It is called Preschool Program for Children with Disabilities (PPCD). Its goal is to provide early intervention and better prepare children age 3 to 5 for school. On my job as a substitute teacher’s aide, I sometimes spend a day in a PPCD class and afterward, I go home to recuperate. HA!
It was an exhausting day with half a dozen PPCD’ers. I did battle with a four-year-old girl, small for her age, who did not lack in sheer stubbornness. We did battle over her chair. I wanted her to sit in it; she didn’t. Her strategy was to straighten up her legs, refusing to bend at the knees. She put up a good fight, I’ll give her that.
Her counterpart was a boy who has a certain strategic way of stopping an adult who is standing in the way of what he wants. Although I got a sore foot when he stood on it, he didn’t get to play with the Ipad.

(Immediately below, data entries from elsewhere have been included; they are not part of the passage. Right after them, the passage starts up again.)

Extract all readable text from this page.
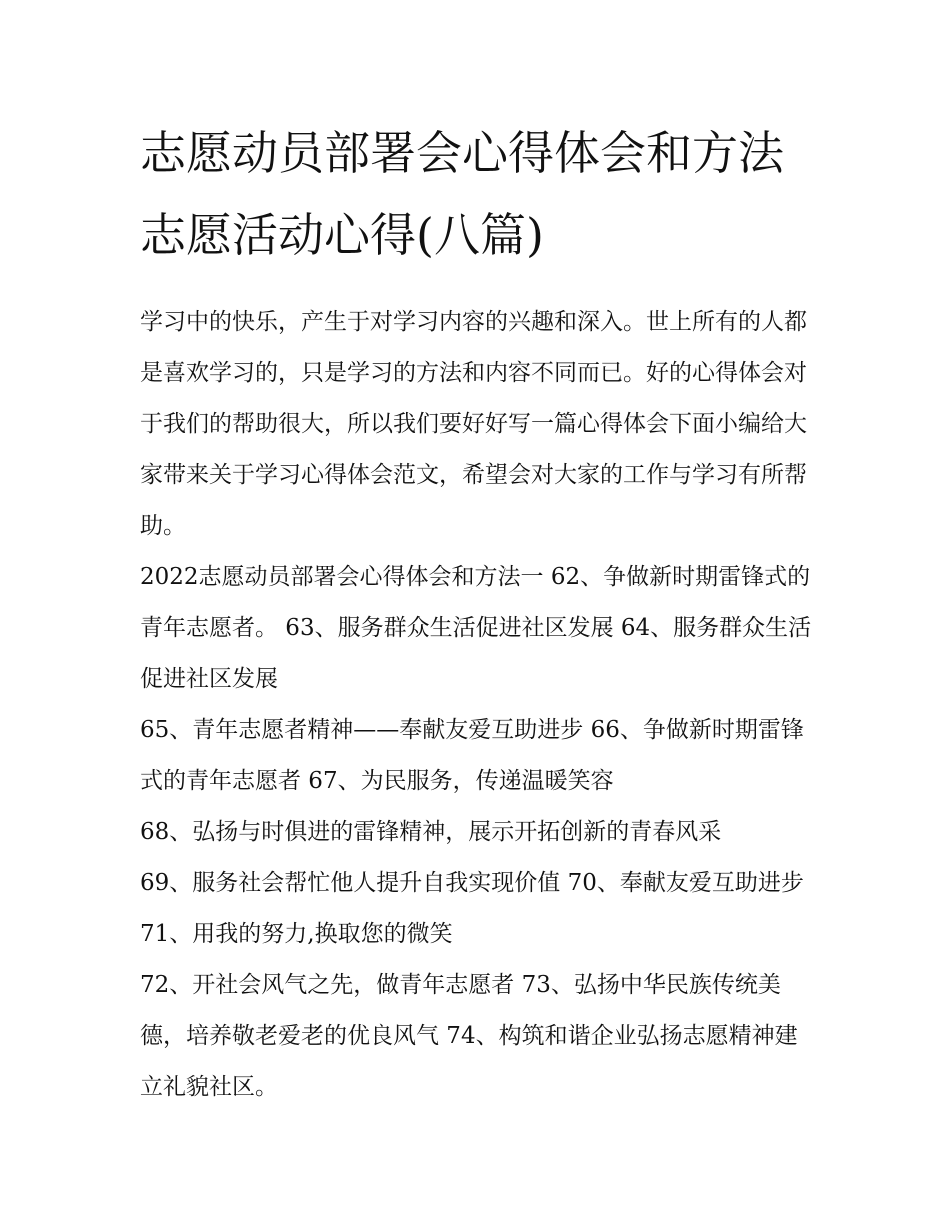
志愿动员部署会心得体会和方法 志愿活动心得(八篇)

学习中的快乐，产生于对学习内容的兴趣和深入。世上所有的人都是喜欢学习的，只是学习的方法和内容不同而已。好的心得体会对于我们的帮助很大，所以我们要好好写一篇心得体会下面小编给大家带来关于学习心得体会范文，希望会对大家的工作与学习有所帮助。

2022志愿动员部署会心得体会和方法一 62、争做新时期雷锋式的青年志愿者。 63、服务群众生活促进社区发展 64、服务群众生活促进社区发展

65、青年志愿者精神——奉献友爱互助进步 66、争做新时期雷锋式的青年志愿者 67、为民服务，传递温暖笑容

68、弘扬与时俱进的雷锋精神，展示开拓创新的青春风采

69、服务社会帮忙他人提升自我实现价值 70、奉献友爱互助进步 71、用我的努力,换取您的微笑

72、开社会风气之先，做青年志愿者 73、弘扬中华民族传统美德，培养敬老爱老的优良风气 74、构筑和谐企业弘扬志愿精神建立礼貌社区。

Another child was doing great at playing with blocks until he came down with a case of boredom. He attempted to duck out of the workstation and I caught him. He took advantage of my sitting in a grown-up chair with rollers. While trying to keep him from running off, he used his legs to scoot us both going in reverse across the room. The teacher intervened and with two against one, he went back to the blocks.
Now there was an older girl in the class who seldom said a word. Sometimes she was wearing a slight frown or a slight smile. When in the play area, she sometimes preferred my lap to sit on than the floor. It was okay with me. It beat her stepping on my foot. What I remember most about her is she liked to give back massages. After the battles with her classmates, I was utterly delighted that she gave me one. I hated telling her to go back to a workstation because she gave a terrific massage.